The market for chairs has evaporated

Friends old and new

Thomas Woodham-Smith doesn’t collect, he simply accumulates stock

This article is taken from the January/February 2021 issue of The Critic. To get the full magazine why not subscribe? Right now we’re offering three issue for just £5.

Once upon a time we used to go out to dinner and see friends and even strangers. For me, those gatherings could be fraught with difficulty. 

My neighbour at the table usually asks what I do. Learning that I hold body and soul together by trading in the past, they ask what I collect or whether I have a speciality. Kind questions meet with disappointing answers: I have no speciality, buying and selling objects from ancient antiquity through to the freshly made, from the Far East and from around the corner.

I keep as much as my wife can tolerate at the house

In many ways I wish I did have a speciality, but my magpie nature means I seem to accumulate rather than collect. My collection is my stock; the same misnomer is used by many others. It is an auction-house trick to dub a dealer’s stock “the so-and-so collection”, thereby transmuting what a dealer has left at the end of his or her career into a carefully chosen and curated group of pieces.

The next hurdle at dinner is the host asking if you wouldn’t mind valuing something they own. The problem here is that most people don’t have valuable things, and if you say that their beloved grandmother’s much-prized Victorian armchair, which is also in a poor state of repair, is not worth anything — even as firewood — it tends to go down badly.

Flummoxed as to what value to give, I often venture “a hundred pounds” — only to hear back later from a third party that I have said this, and then I have another Pooh trap to extricate myself from. My latest ploy has been to say I can’t do anything without my glasses and certainly not in the evening gloom. Dinner parties are tricky for us in the trade.

My own collection is like a personal lending library. I have a storage unit and I have a home. I keep as much as my wife can tolerate at the house. I enjoy swapping chairs, tables and pictures around as the mood changes or when something is sold or arrives as fresh stock. 

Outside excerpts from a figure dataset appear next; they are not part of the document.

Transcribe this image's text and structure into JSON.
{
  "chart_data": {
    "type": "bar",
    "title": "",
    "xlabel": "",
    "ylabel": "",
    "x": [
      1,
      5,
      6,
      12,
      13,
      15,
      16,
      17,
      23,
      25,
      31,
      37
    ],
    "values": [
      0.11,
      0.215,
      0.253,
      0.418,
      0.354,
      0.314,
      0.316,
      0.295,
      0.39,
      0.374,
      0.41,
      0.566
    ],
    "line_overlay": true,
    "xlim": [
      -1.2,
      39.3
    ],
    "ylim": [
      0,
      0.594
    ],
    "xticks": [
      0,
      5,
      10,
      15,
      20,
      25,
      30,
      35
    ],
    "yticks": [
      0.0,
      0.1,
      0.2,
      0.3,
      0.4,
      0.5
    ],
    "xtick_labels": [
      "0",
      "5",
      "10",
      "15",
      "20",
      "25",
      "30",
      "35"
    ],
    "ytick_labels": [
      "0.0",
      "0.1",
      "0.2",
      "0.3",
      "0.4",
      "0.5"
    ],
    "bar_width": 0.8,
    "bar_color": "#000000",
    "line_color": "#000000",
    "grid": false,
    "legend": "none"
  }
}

At first, my wife could be quite shocked when a pair of chairs or our hall table disappears at a moment’s notice, and that the objects on the mantelpiece change with the moon phases, but she has got patiently used to it. There are some items that I suspect will never leave; they cost too much, or have become “old friends” as we say in the business because of their style (no one would want them whatever the price).

Whenever I buy a chair I say to myself, like a gambling addict, that this will be the last time

Many is the thing that I bought, certain I had acquired a treasure at a bargain price only to discover that what I had was both common and available widely at a fraction of what I paid. Then there are the items I bought convinced that someone would share my eccentric enthusiasm to the extent of taking them off my hands. Thus I am the owner of quite a few much-loved white elephants and overpriced doodahs.

I have a particular weakness for chairs. Whenever I buy a chair I say to myself, like a drunkard or a gambling addict, that this will be the last time. If I manage to sell a chair or two, I rush out and buy four more, persuading myself that the tide has turned. 

Chairs are magical things though: they offer infinite variety in design and execution. They are crypto-human in that they sit with you and keep you company, enfolding you in their arms and supporting you on their legs — sometimes delicate and sometimes sturdy. My storage bursts with chairs that I wish I could accommodate at home, and I do from season to season.

My first boss was equally obsessed with chairs. We used to shop on Saturday mornings in the King’s Road near World’s End. Back in the 1980s there were no “design” shops — they were all antique dealers, and shops seemed to be around every corner too. My boss never liked buying single chairs; he always bought pairs or larger numbers — though never an odd number. At one time we had more than 150 chairs in stock. Back then people wanted chairs for their hallways, sitting rooms and even their dining rooms. For the most part that market has evaporated. 

The current trend is for people to gather in the kitchen, sit on large squashy sofas and dine seated on modern chairs. All the chairs he bought flew off to new homes, leaving me behind with my chair addiction. Maybe one day we will sit around eating and drinking and “support bubbles” will mean something else entirely.